Fed says farmers need fewer loans
An official with the Kansas City Federal Reserve says banks made about 10% fewer non-real estate farm loans in the first quarter. Economist and Vice President Nathan Kauffman tells Brownfield that’s because farmers had more income and stronger balance sheets. “The biggest category where we have seen some of the pullback has been in operating loans, but it’s been relatively broad-based. It’s held up a little bit better for things like farm real estate, and that’s actually been a market that’s been maybe even surprisingly strong relative to where things were a year ago at this time.”
Kauffman says the number of real estate and capital improvement loans is only down slightly from a year ago. “I would say that the market, in general, has been pretty strong. Prices are rising. Land values are rising. That’s different than where we had been a year ago or even three to four years ago for that matter.”

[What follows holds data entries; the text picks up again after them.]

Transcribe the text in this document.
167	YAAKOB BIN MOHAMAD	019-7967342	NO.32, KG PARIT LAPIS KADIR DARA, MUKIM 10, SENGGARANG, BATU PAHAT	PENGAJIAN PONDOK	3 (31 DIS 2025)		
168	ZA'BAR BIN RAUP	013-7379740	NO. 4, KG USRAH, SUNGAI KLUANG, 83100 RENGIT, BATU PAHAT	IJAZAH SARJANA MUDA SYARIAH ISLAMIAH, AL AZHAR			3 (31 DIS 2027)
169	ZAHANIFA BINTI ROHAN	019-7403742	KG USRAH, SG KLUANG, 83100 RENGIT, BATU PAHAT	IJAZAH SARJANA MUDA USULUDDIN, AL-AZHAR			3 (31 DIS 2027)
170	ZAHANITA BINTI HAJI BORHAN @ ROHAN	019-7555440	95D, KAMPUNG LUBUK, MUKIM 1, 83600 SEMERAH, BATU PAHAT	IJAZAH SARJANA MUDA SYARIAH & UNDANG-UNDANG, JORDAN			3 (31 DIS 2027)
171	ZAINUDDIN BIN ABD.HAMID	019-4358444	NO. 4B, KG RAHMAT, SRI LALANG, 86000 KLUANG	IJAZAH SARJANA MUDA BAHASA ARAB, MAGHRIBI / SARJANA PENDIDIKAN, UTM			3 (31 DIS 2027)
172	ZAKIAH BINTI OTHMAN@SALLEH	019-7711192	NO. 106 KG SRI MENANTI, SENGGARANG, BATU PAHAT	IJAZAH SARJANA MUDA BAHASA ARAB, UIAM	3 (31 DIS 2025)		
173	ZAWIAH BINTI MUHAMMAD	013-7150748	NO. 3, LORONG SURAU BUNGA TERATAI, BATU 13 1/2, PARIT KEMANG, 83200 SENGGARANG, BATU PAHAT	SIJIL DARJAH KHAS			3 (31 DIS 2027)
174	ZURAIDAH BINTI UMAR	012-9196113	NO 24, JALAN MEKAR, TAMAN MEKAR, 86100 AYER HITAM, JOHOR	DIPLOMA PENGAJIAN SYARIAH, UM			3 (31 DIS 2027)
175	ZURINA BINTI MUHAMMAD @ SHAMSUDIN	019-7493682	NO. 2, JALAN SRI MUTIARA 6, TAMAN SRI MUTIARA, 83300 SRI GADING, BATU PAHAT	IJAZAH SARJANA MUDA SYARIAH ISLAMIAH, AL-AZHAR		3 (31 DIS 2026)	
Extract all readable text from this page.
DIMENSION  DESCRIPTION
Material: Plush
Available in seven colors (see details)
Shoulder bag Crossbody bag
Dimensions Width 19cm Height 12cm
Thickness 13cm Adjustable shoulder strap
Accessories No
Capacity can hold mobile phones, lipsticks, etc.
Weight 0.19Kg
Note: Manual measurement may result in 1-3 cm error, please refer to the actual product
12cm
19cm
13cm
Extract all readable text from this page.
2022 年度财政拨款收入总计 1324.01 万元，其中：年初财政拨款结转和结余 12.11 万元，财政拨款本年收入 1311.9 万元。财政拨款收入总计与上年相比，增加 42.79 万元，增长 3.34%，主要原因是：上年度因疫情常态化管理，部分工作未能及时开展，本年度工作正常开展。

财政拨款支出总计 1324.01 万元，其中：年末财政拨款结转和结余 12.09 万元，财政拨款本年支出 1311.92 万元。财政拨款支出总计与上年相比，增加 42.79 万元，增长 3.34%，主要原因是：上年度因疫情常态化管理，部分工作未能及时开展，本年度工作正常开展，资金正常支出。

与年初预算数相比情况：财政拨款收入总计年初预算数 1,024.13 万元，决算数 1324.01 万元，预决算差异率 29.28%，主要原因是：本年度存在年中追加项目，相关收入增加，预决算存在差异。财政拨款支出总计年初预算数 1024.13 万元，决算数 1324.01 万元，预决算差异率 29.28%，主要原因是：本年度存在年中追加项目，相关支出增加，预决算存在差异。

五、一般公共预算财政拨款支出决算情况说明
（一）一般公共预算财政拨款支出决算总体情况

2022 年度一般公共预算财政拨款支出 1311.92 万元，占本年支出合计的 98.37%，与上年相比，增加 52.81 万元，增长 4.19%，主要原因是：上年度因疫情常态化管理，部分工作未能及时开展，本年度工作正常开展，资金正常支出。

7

And Kauffman tells Brownfield that even with fewer loans being made, the banks are still positioned well to make more loans. “They are flush with liquidity and stand ready to make loans. It’s just been the case that the demand for loans, at least as it relates to agriculture has been down a bit because there has been a substantial rebound.”
Kauffman attributes the economic turnaround to last year when China started placing large orders for crops, commodity prices began to rise, and coronavirus assistance became available to farmers.